Instructor: Lynnise Pantin, Pritzker Pucker Family Clinical Professor of Transactional Law
Experiential Credits: 7 credits (3 for the seminar; 4 for fieldwork)
Available in: Fall 2024 and Spring 2025
Seminar
As part of their Clinic experience, students attend a twice-weekly classroom seminar, which combines analysis of client matters, the relevant substantive law and lawyering skills required in a transactional practice. The purpose of discussion in the seminar is not to merely display mastery of the reading. Rather, discussion involves sharing thoughts, perspectives, and ideas, and listening to and building upon the contributions of others. Regular attendance and participation are expected. Attorneys for entrepreneurs encounter client needs in a variety of expansive substantive areas. In addition to the lawyering skills learned in seminar and clinic work, student attorneys in the ECD Clinic will be exposed to a range of substantive legal disciplines including intellectual property, employment law, corporate governance and regulation
Fieldwork
Fieldwork in the Clinic will take the form of interviewing, legal research, problem-solving and legal analysis, writing, counseling, transaction/project planning, negotiating, and drafting contracts. More specifically, the Clinic will undertake legal work for clients that may include: 1) advising about entity choice and assisting with corporate formation, 2) answering employment questions, 3) assisting with the registration of trademarks and advising on other intellectual property issues, 4) drafting and negotiating agreements such as leases and other contract agreements, 5) assisting with applications for tax-exemptions and 6) advising on relevant regulatory and licensing issues. Students may also research and write on issues related to public policies that affect Clinic clients and may provide community education workshops on substantive law issues pertinent to the Clinic’s practice areas.
Advanced Opportunities
Students who choose to continue with the Advanced Entrepreneurship and Community Development Clinic can broaden their experience by:
- Providing community education and outreach to low- and moderate-income entrepreneurs and community-based organizations.

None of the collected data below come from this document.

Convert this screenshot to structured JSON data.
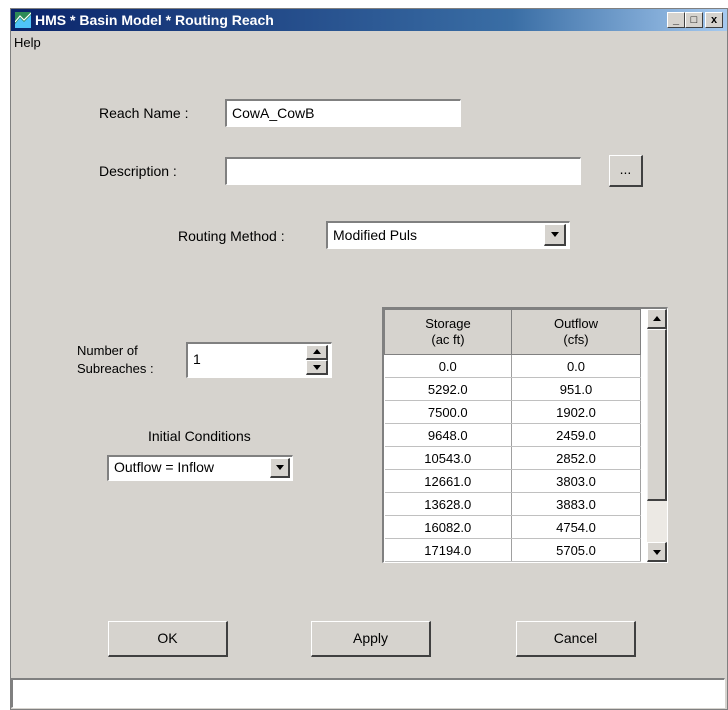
{
  "window": {
    "title": "HMS * Basin Model * Routing Reach",
    "controls": {
      "minimize": "_",
      "maximize": "□",
      "close": "x"
    }
  },
  "menu": {
    "help": "Help"
  },
  "form": {
    "reach_name_label": "Reach Name :",
    "reach_name_value": "CowA_CowB",
    "description_label": "Description :",
    "description_value": "",
    "description_browse": "...",
    "routing_method_label": "Routing Method :",
    "routing_method_value": "Modified Puls",
    "subreaches_label_line1": "Number of",
    "subreaches_label_line2": "Subreaches :",
    "subreaches_value": "1",
    "initial_conditions_label": "Initial Conditions",
    "initial_conditions_value": "Outflow = Inflow"
  },
  "table": {
    "columns": [
      {
        "line1": "Storage",
        "line2": "(ac ft)"
      },
      {
        "line1": "Outflow",
        "line2": "(cfs)"
      }
    ],
    "rows": [
      [
        "0.0",
        "0.0"
      ],
      [
        "5292.0",
        "951.0"
      ],
      [
        "7500.0",
        "1902.0"
      ],
      [
        "9648.0",
        "2459.0"
      ],
      [
        "10543.0",
        "2852.0"
      ],
      [
        "12661.0",
        "3803.0"
      ],
      [
        "13628.0",
        "3883.0"
      ],
      [
        "16082.0",
        "4754.0"
      ],
      [
        "17194.0",
        "5705.0"
      ]
    ]
  },
  "buttons": {
    "ok": "OK",
    "apply": "Apply",
    "cancel": "Cancel"
  },
  "status": {
    "text": ""
  },
  "colors": {
    "window_bg": "#d6d3ce",
    "titlebar_start": "#0a246a",
    "titlebar_end": "#a6caf0"
  }
}
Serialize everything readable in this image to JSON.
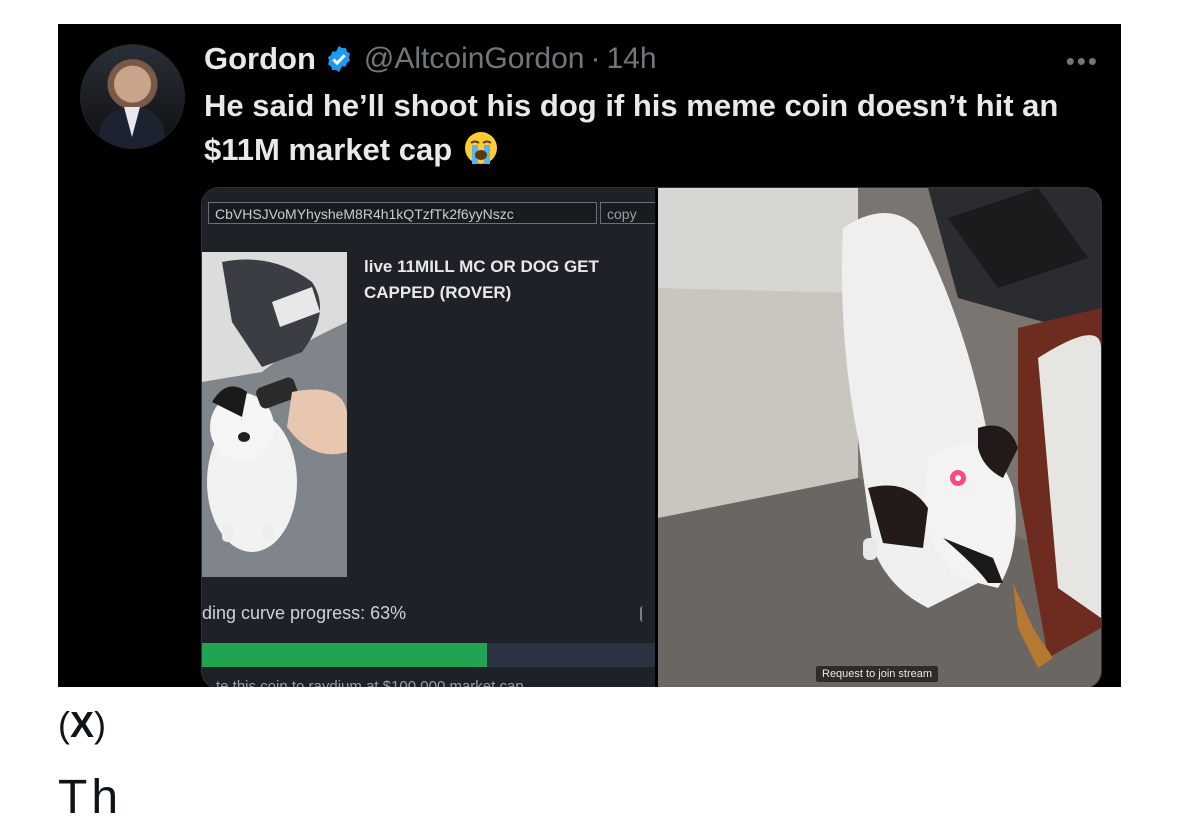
{
  "tweet": {
    "author_name": "Gordon",
    "handle": "@AltcoinGordon",
    "separator": "·",
    "time": "14h",
    "more_label": "•••",
    "text": "He said he’ll shoot his dog if his meme coin doesn’t hit an $11M market cap",
    "emoji_icon": "loudly-crying-face-icon",
    "verified_icon": "verified-badge-icon",
    "verified_color": "#1d9bf0"
  },
  "media_left": {
    "address": "CbVHSJVoMYhysheM8R4h1kQTzfTk2f6yyNszc",
    "copy_label": "copy",
    "coin_title": "live 11MILL MC OR DOG GET CAPPED (ROVER)",
    "curve_label": "ding curve progress: 63%",
    "progress": 0.63,
    "progress_color": "#22a352",
    "cut_text": "te this coin to raydium at $100,000 market cap"
  },
  "media_right": {
    "stream_button": "Request to join stream"
  },
  "source": {
    "open": "(",
    "label": "X",
    "close": ")"
  },
  "partial_text": "Th"
}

- Holding bi-weekly office hours with various incubators such as the Columbia Startup Lab.
- Assisting the clinic in identifying potential clients and partner organizations.
Information For Clients:
The clinic represents organizations and small businesses that:
- Cannot afford outside legal counsel.
- Serve a community need.
- Have detailed business plans with defined goals.
- Have not received significant outside funding or financing from investors.
- Are located in New York State, preferably within the five boroughs of New York City.
The ECD clinic advises clients on a variety of legal issues crucial for new and emerging businesses including:
- Entity choice and corporate formation.
- Employment law.
- Trademark and copyright registration and protection.
- Strategizing, negotiating, drafting, and reviewing contracts and agreements.
- Ongoing corporate and regulatory matters.
- Public policy issues that impact small businesses and community organizations.
The clinic does not provide counsel on litigation, patents, complex tax matters, securities, public mergers or acquisitions, or international trade.
We review applications on a rolling basis but take the bulk of our clients during the months of August and January. Successful applicants will meet with law students for an in-person interview and to review a retainer agreement detailing the scope and terms of the clinic’s representation. A signed agreement is required before any legal work begins. Our legal services are free. Clients are responsible for any outside costs associated with the clinic’s legal work such as government-mandated applications or filing fees.